DETECTING SPATIAL PATTERNS OF NATURAL HAZARDS FROM THE WIKIPEDIA KNOWLEDGE BASE
Keywords: Volunteered Geographic Information; User-Generated Knowledge; Topic Modeling; Big Geospatial Data; Wildfire
Abstract. The Wikipedia database is a data source of immense richness and variety. Included in this database are thousands of geotagged articles, including, for example, almost real-time updates on current and historic natural hazards. This includes usercontributed information about the location of natural hazards, the extent of the disasters, and many details relating to response, impact, and recovery. In this research, a computational framework is proposed to detect spatial patterns of natural hazards from the Wikipedia database by combining topic modeling methods with spatial analysis techniques. The computation is performed on the Neon Cluster, a high performance-computing cluster at the University of Iowa.
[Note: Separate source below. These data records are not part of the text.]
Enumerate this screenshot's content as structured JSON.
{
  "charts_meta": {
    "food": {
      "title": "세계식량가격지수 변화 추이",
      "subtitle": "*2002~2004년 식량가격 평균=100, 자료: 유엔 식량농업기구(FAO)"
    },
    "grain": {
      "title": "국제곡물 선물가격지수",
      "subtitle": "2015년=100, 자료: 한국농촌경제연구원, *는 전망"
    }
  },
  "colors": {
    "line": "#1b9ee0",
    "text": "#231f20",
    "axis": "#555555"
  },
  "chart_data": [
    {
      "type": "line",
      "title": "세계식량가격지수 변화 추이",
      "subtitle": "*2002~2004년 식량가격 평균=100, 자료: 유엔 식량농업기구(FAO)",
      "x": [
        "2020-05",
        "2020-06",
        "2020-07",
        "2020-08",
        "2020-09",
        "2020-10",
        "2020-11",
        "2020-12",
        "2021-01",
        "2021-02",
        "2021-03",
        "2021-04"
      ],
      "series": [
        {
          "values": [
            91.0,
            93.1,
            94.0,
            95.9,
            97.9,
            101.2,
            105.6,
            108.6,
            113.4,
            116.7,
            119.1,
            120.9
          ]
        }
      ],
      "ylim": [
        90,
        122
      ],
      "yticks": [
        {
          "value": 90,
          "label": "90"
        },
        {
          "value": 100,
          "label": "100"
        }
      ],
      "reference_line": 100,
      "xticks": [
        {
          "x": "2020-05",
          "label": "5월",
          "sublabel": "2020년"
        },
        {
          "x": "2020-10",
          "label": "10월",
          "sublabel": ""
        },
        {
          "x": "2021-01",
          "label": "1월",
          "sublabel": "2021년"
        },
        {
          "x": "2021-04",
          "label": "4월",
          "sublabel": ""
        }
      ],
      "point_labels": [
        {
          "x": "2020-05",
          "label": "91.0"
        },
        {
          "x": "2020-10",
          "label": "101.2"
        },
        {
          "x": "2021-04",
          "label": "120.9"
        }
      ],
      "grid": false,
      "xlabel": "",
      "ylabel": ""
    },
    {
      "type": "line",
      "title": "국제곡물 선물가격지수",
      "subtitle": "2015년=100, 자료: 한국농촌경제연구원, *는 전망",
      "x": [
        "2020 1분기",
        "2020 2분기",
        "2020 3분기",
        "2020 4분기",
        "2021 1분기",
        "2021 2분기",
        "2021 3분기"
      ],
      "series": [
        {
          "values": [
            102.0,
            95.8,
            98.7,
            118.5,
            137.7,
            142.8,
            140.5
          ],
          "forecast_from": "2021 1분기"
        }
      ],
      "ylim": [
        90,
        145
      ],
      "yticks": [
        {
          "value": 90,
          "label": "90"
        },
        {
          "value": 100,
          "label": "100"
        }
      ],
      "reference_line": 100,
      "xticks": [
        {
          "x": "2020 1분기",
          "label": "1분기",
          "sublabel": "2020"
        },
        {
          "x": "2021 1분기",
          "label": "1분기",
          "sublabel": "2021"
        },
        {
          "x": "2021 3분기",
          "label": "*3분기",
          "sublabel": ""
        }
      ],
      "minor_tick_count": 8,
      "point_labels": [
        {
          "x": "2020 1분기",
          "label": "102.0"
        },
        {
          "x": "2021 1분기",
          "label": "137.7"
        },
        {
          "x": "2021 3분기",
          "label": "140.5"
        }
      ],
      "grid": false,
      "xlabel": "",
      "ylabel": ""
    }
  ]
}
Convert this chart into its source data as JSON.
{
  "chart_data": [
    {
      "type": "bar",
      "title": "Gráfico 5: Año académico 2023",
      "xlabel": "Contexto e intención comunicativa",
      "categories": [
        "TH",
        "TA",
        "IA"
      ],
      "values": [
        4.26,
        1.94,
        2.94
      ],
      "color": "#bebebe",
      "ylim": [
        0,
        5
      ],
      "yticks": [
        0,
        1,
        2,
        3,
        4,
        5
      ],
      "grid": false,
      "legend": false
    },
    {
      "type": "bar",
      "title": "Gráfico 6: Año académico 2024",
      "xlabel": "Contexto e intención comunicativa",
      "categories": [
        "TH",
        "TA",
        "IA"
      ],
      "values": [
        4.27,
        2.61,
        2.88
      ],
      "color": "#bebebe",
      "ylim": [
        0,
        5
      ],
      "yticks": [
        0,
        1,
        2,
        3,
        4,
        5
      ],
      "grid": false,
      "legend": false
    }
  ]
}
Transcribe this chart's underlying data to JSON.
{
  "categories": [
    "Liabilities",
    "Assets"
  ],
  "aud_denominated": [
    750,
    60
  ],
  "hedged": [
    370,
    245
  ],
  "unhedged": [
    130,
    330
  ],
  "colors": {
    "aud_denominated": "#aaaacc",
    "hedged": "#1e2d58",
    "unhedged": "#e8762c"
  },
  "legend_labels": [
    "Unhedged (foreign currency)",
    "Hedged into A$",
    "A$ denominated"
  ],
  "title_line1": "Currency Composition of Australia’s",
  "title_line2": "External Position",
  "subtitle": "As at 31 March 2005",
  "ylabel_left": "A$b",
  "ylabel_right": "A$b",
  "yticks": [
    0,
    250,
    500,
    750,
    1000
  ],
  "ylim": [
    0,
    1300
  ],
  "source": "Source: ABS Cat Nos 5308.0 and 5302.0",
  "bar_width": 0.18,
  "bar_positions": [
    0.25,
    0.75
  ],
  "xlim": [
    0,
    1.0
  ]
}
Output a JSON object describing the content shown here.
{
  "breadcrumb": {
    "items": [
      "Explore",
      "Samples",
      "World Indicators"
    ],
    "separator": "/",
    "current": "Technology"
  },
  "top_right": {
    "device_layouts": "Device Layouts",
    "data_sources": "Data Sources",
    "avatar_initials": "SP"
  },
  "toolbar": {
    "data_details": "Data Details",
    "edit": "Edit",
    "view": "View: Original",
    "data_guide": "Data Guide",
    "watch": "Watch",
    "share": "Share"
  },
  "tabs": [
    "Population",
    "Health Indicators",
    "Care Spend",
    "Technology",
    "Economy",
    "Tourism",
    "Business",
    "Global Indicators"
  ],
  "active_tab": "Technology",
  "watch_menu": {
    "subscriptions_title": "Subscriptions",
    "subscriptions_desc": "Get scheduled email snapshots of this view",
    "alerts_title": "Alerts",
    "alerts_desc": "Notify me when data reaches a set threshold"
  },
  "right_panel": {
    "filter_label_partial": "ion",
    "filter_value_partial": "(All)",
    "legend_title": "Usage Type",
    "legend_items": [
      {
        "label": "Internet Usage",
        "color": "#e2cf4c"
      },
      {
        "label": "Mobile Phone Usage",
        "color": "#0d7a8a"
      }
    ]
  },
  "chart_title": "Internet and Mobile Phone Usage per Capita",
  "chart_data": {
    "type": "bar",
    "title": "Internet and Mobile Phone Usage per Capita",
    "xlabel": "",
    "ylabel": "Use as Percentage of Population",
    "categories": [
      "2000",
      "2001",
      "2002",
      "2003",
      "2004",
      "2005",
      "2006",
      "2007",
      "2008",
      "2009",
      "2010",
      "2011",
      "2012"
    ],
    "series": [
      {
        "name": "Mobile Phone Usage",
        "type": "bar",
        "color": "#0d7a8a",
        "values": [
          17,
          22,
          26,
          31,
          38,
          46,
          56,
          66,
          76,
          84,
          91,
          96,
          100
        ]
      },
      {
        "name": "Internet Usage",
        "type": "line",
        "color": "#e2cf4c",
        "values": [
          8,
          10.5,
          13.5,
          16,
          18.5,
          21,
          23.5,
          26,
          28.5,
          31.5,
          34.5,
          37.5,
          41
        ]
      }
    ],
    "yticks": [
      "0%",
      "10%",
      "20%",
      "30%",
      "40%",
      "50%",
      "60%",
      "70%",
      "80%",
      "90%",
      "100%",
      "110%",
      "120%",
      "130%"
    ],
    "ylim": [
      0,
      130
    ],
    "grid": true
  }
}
This work uses wildfires as the exemplar hazard, but this framework is easily generalizable to other types of hazards, such as hurricanes or flooding. Latent Dirichlet Allocation (LDA) modeling is first employed to train the entire English Wikipedia dump, transforming the database dump into a 500-dimension topic model. Over 230,000 geo-tagged articles are then extracted from the Wikipedia database, spatially covering the contiguous United States. The geo-tagged articles are converted into an LDA topic space based on the topic model, with each article being represented as a weighted multidimension topic vector. By treating each article’s topic vector as an observed point in geographic space, a probability surface is calculated for each of the topics. In this work, Wikipedia articles about wildfires are extracted from the Wikipedia database, forming a wildfire corpus and creating a basis for the topic vector analysis. The spatial distribution of wildfire outbreaks in the US is estimated by calculating the weighted sum of the topic probability surfaces using a map algebra approach, and mapped using GIS. To provide an evaluation of the approach, the estimation is compared to wildfire hazard potential maps created by the USDA Forest service.